The data showed that about half the mothers used acetaminophen while pregnant. At 18 weeks into the pregnancy, 4,415 of the mothers, 53 percent, said they used acetaminophen, and at 32 weeks into the pregnancy, 3,381 of the mothers, 42 percent, reported acetaminophen use. This number went up after the pregnancy, with 6,916 mothers, 89 percent, and 3,454 of their partners, 84 percent, using acetaminophen after the child’s birth. At the age of 7, about 5 percent of the children involved in the study had behavioral problems, including symptoms of ADHD.

Use of acetaminophen after the child was born, either by the mother or by their partner, did not seem to be linked with an increased risk of behavioral problems in the child. However, use of acetaminophen during pregnancy was. Mothers who used acetaminophen at 18 and 32 weeks into their pregnancy had a higher risk of having a child who would later have hyperactivity symptoms and conduct problems.

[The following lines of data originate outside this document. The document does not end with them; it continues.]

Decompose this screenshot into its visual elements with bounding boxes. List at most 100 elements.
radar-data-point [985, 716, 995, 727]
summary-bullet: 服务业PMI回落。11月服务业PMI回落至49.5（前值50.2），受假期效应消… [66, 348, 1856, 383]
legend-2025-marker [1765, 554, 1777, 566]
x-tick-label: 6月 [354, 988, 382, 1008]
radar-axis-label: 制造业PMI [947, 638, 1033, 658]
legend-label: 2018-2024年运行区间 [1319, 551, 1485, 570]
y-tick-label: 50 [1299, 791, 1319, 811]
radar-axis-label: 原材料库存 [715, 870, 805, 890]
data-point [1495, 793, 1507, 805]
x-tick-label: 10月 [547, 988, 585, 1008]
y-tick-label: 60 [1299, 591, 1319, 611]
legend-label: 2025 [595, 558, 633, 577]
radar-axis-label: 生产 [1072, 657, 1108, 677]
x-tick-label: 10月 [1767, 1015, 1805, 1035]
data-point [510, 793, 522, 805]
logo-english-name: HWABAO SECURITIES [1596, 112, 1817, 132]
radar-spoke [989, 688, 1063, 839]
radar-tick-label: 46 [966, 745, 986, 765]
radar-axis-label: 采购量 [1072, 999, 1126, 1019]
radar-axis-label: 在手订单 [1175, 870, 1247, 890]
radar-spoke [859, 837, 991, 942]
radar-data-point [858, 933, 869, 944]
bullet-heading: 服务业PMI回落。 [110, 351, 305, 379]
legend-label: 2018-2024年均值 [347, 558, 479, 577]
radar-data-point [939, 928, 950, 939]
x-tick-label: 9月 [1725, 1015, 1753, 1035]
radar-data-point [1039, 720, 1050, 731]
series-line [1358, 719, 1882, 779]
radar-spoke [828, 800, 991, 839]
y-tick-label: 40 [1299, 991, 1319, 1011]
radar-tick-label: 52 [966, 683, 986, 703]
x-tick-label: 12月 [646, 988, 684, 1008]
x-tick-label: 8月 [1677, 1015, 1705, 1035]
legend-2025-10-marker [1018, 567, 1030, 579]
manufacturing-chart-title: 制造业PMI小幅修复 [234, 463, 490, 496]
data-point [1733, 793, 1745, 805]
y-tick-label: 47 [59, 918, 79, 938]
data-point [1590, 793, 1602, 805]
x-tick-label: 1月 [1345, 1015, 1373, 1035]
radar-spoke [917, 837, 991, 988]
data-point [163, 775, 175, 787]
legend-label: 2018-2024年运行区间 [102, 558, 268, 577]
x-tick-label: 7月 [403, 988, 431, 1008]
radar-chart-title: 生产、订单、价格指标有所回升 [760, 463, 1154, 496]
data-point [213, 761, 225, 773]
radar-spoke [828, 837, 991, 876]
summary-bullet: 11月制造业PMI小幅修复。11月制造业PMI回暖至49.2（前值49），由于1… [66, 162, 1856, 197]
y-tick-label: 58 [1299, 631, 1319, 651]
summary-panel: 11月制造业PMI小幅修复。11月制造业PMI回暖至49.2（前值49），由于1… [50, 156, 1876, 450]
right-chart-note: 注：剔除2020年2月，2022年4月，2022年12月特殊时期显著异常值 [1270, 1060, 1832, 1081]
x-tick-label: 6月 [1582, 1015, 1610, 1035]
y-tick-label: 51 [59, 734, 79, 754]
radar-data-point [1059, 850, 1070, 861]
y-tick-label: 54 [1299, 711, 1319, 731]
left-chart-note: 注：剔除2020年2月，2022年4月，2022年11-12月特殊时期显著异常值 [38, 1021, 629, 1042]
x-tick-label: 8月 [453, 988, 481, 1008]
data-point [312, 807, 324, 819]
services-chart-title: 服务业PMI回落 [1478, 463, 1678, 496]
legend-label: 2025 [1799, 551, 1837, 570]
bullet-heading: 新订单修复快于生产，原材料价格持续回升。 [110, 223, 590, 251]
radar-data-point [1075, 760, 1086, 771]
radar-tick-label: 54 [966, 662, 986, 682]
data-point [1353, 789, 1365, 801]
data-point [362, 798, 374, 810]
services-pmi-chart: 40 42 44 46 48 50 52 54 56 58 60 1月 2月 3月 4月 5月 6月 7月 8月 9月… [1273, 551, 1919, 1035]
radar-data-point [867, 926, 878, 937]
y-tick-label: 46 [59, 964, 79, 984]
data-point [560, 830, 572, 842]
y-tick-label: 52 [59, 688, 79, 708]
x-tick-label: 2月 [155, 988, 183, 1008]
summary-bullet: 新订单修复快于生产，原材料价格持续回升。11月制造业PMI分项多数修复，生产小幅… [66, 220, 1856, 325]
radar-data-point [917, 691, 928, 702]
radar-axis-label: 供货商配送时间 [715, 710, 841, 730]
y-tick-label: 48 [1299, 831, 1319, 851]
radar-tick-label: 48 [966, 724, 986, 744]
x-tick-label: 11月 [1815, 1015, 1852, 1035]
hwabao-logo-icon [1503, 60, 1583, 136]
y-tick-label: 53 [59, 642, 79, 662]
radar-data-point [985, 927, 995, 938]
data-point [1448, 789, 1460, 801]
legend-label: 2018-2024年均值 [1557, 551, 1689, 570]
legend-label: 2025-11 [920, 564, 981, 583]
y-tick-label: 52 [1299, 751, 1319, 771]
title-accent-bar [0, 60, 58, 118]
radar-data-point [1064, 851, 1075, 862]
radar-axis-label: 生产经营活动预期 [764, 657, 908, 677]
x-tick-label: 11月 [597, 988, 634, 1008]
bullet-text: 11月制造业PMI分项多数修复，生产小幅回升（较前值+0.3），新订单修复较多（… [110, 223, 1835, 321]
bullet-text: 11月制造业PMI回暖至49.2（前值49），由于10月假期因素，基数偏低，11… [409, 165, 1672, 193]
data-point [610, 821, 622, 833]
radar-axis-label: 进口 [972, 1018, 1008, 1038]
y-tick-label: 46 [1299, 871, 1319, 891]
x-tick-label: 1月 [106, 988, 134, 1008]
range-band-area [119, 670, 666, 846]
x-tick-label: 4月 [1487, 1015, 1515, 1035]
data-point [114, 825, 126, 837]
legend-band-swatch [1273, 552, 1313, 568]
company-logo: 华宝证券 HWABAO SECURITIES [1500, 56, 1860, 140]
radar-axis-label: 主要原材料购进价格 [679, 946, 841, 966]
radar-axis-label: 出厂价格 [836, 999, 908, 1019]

When mothers used acetaminophen at 32 weeks of pregnancy, their children were at a higher risk of emotional symptoms and other difficulties. Because the behavioral problems are associated with the use of acetaminophen during pregnancy and not with the use of this drug by parents after birth, it suggests something in the drug is affecting the child as it develops.

The researchers are unsure exactly how acetaminophen affects a developing child’s later behavior. They call for more research into how the drug is affecting the child, or what effects of the drug on the mother may be affecting the child. Another study limitation was that the data included whether a woman used acetaminophen at 18 and 32 weeks but not the dosage or how long she was using the painkillers.

As the study shows, the use of acetaminophen during pregnancy is common, with about half the participants turning to the drug for pain and fever relief. Since the drug’s use seems to be linked to behavior problems in kids, women may want to reconsider turning to acetaminophen for relief of their symptoms. However, the study authors caution against stopping the use of acetaminophen during pregnancy altogether. Not treating pain or fever during pregnancy could also have negative effects on the child, so the mother and her doctor should weigh the benefits and risks when considering using acetaminophen, just like any other treatment.

People usually take acetaminophen to treat their mild to moderate pain or fever. It is not an anti-inflammatory, so researchers are unsure of exactly how the drug works to reduce pain and fever symptoms. Since its discovery in 1877, acetaminophen has become the most commonly-used drug for pain and fever across the United States and Europe, and it is available without a prescription. Doctors usually consider this drug to be safe at the recommended doses, and had previously thought it was safe to use during pregnancy and breastfeeding. Acetaminophen overdose could cause liver damage, and other potential side effects of this drug could include a rare skin reaction. As safe as it seems for human use, acetaminophen is toxic to cats and certain other animals.